AUSTIN — After an emotional 51/2-hour hearing, the House Homeland Security and Public Safety Committee voted 5-3 Wednesday night to advance legislation to allow concealed handguns on college and university campuses.
House Bill 750, by Rep. Joe Driver, R-Garland, would allow holders of concealed-handgun permits to carry their weapons in campus buildings. It would keep a ban on guns in bars, churches, hospitals and athletic events at colleges.
Public colleges and universities would be required to comply, but private institutions, such as TCU and Texas Wesleyan University, could opt out after consulting with the faculty and students.
The vote was along party lines. The five Republican committee members voted in favor. Rep. Lon Burnam, D-Fort Worth, voted no, along with Reps. Armando Walle, D-Houston, and Barbara Mallory Caraway, D-Dallas.
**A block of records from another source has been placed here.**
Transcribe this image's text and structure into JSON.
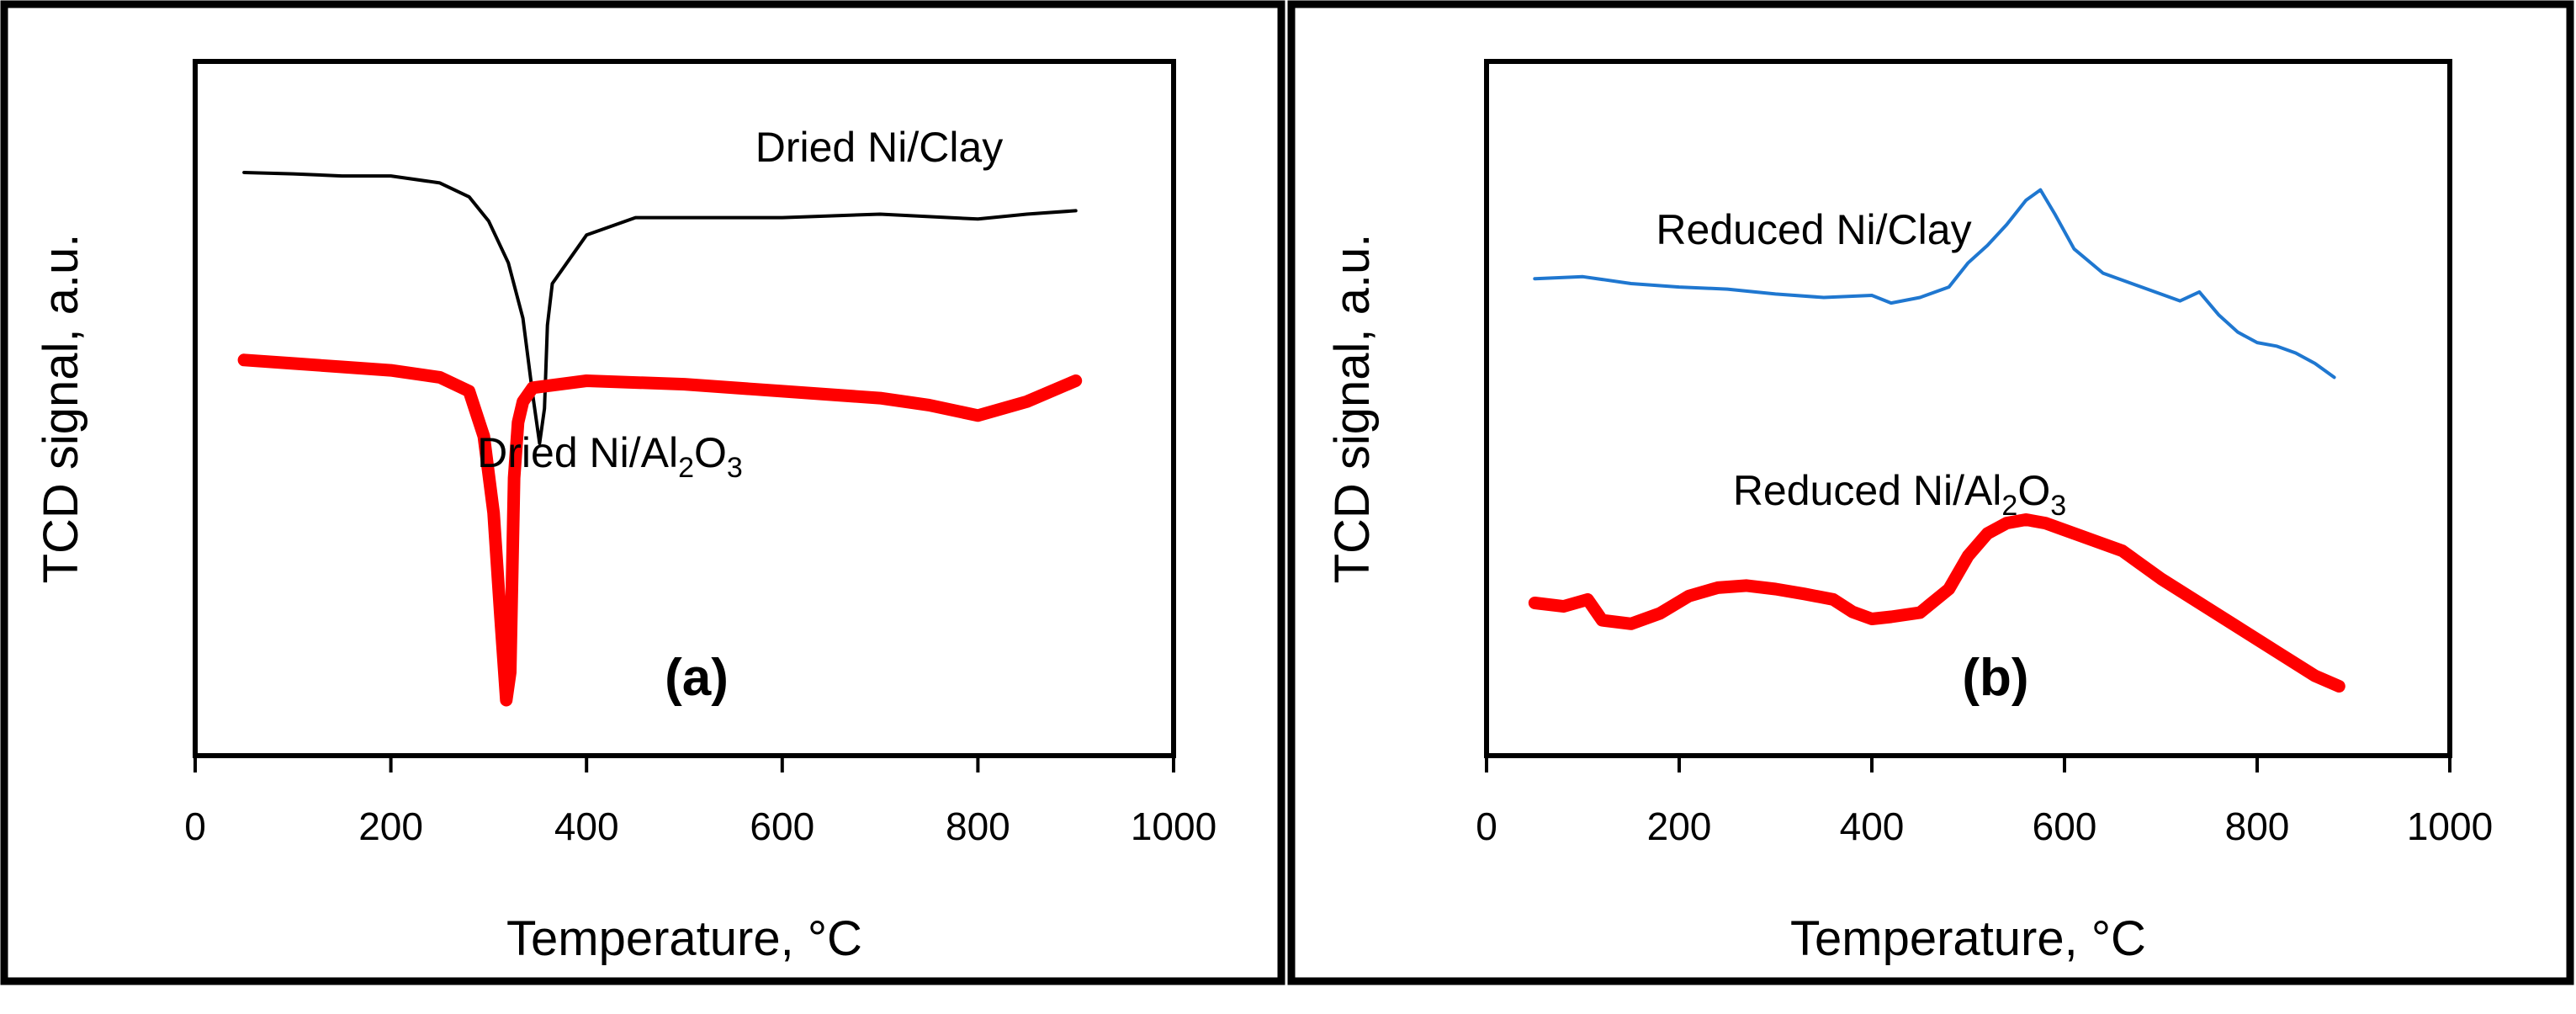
{
  "chart_data": [
    {
      "type": "line",
      "panel_label": "(a)",
      "xlabel": "Temperature, °C",
      "ylabel": "TCD signal, a.u.",
      "xlim": [
        0,
        1000
      ],
      "xticks": [
        "0",
        "200",
        "400",
        "600",
        "800",
        "1000"
      ],
      "ylim": [
        0,
        100
      ],
      "series": [
        {
          "name": "Dried Ni/Clay",
          "label_parts": [
            "Dried Ni/Clay"
          ],
          "color": "#000000",
          "style": "thin",
          "x": [
            50,
            100,
            150,
            200,
            250,
            280,
            300,
            320,
            335,
            345,
            352,
            357,
            360,
            365,
            380,
            400,
            450,
            500,
            600,
            700,
            800,
            850,
            900
          ],
          "y": [
            84,
            83.8,
            83.5,
            83.5,
            82.5,
            80.5,
            77,
            71,
            63,
            52,
            45,
            50,
            62,
            68,
            71,
            75,
            77.5,
            77.5,
            77.5,
            78,
            77.3,
            78,
            78.5
          ]
        },
        {
          "name": "Dried Ni/Al2O3",
          "label_parts": [
            "Dried Ni/Al",
            "2",
            "O",
            "3"
          ],
          "color": "#ff0000",
          "style": "thick",
          "x": [
            50,
            100,
            150,
            200,
            250,
            280,
            295,
            305,
            312,
            318,
            322,
            326,
            330,
            335,
            345,
            400,
            500,
            600,
            700,
            750,
            800,
            850,
            900
          ],
          "y": [
            57,
            56.5,
            56,
            55.5,
            54.5,
            52.5,
            46,
            35,
            20,
            8,
            12,
            40,
            48,
            51,
            53,
            54,
            53.5,
            52.5,
            51.5,
            50.5,
            49,
            51,
            54
          ]
        }
      ]
    },
    {
      "type": "line",
      "panel_label": "(b)",
      "xlabel": "Temperature, °C",
      "ylabel": "TCD signal, a.u.",
      "xlim": [
        0,
        1000
      ],
      "xticks": [
        "0",
        "200",
        "400",
        "600",
        "800",
        "1000"
      ],
      "ylim": [
        0,
        100
      ],
      "series": [
        {
          "name": "Reduced Ni/Clay",
          "label_parts": [
            "Reduced Ni/Clay"
          ],
          "color": "#1f77d0",
          "style": "thin",
          "x": [
            50,
            100,
            150,
            200,
            250,
            300,
            350,
            400,
            420,
            450,
            480,
            500,
            520,
            540,
            560,
            575,
            590,
            610,
            640,
            680,
            720,
            740,
            760,
            780,
            800,
            820,
            840,
            860,
            880
          ],
          "y": [
            68.7,
            69,
            68,
            67.5,
            67.2,
            66.5,
            66,
            66.3,
            65.2,
            66,
            67.5,
            71,
            73.5,
            76.5,
            80,
            81.5,
            78,
            73,
            69.5,
            67.5,
            65.5,
            66.8,
            63.5,
            61,
            59.5,
            59,
            58,
            56.5,
            54.5
          ]
        },
        {
          "name": "Reduced Ni/Al2O3",
          "label_parts": [
            "Reduced Ni/Al",
            "2",
            "O",
            "3"
          ],
          "color": "#ff0000",
          "style": "thick",
          "x": [
            50,
            80,
            105,
            120,
            150,
            180,
            210,
            240,
            270,
            300,
            330,
            360,
            380,
            400,
            420,
            450,
            480,
            500,
            520,
            540,
            560,
            580,
            620,
            660,
            700,
            740,
            780,
            820,
            860,
            885
          ],
          "y": [
            22,
            21.5,
            22.5,
            19.5,
            19,
            20.5,
            23,
            24.2,
            24.5,
            24,
            23.3,
            22.5,
            20.7,
            19.7,
            20,
            20.6,
            24,
            28.8,
            32,
            33.5,
            34,
            33.5,
            31.5,
            29.5,
            25.5,
            22,
            18.5,
            15,
            11.5,
            10
          ]
        }
      ]
    }
  ]
}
James Spaniolo, president of the University of Texas at Arlington, and the school's student congress have opposed the legislation. TCU officials, in a statement this week, also opposed it.
"The ramifications of allowing an individual with a concealed handgun license to carry a weapon on campus would create dangerous situations and in essence, put faculty, staff, students and University guests in the line of fire," the statement says.
Dozens of students, gun-rights advocates, law enforcement officials and education advocates, testifying into the evening, offered sharply divided views.
"We're basically fish in a barrel," said W. Scott Lewis of Austin, representing Students for Concealed Carry on Campus. "This is about changing the odds."